An analyst from LG Economic Research Institute agreed the possibility of the won’s weakness on a near-term basis. “But the dollar is not projected to rapidly reach the 1,200 mark, as Korea’s third-quarter gross domestic product posted relatively robust (better-than-expected) growth.”
The won also fell versus the Japanese currency, which finished at 945.03 won per 100 yen, up 0.52 percent from a session earlier.
The benchmark KOSPI lost 0.41 percent to close at 2,034.16, while U.S. stocks gained 1.13 percent overnight. China and Japan also saw their equities rise despite the Fed’s position.

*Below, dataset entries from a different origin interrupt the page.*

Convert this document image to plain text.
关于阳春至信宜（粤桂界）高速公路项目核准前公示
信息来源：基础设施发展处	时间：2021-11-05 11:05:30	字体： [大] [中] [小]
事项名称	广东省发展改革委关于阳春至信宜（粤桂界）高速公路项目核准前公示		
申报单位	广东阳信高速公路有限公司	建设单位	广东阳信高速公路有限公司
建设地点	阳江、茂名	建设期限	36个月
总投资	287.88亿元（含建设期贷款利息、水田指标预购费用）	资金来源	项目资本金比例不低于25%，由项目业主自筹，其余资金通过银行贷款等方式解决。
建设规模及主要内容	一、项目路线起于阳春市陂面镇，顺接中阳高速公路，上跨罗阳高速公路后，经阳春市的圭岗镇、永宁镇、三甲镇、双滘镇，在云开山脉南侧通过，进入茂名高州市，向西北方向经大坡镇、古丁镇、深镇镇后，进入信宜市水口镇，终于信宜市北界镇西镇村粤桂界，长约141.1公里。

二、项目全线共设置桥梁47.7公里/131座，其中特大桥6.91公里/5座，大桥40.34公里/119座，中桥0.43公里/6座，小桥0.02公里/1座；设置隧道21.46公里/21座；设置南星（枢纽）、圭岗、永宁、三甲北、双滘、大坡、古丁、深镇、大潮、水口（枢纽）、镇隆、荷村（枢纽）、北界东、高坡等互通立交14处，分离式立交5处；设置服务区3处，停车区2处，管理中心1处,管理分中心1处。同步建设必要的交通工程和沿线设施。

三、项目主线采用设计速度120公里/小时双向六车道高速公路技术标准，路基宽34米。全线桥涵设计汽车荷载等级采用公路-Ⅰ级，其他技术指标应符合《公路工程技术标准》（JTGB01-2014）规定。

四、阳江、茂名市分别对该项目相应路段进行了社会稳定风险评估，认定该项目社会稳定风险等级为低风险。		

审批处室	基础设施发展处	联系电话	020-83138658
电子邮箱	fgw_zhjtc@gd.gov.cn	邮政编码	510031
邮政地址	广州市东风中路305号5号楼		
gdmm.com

On the Korean main bourse, foreigners net sold 16.2 billion won ($14.2 million) worth of stocks. While local institutions were also net sellers, small investors net bought 82.6 billion won worth.
The secondary KOSDAQ dropped 0.42 percent to finish at 690.63.
Analysts downplayed the feasibility of a massive capital flight at the present stage. They say that many global investment banks maintained their prediction that the timing of a U.S. rate hike will not be this December, but next year.
Some local analysts said that the Fed has already failed to effectively communicate with the market and may lose credibility in some manner.
In the first half of 2016, the FOMC for rate-setting is scheduled to convene four times -- on Jan. 26-27, March 15-16, April 26-27 and June 14-15 in Washington, D.C.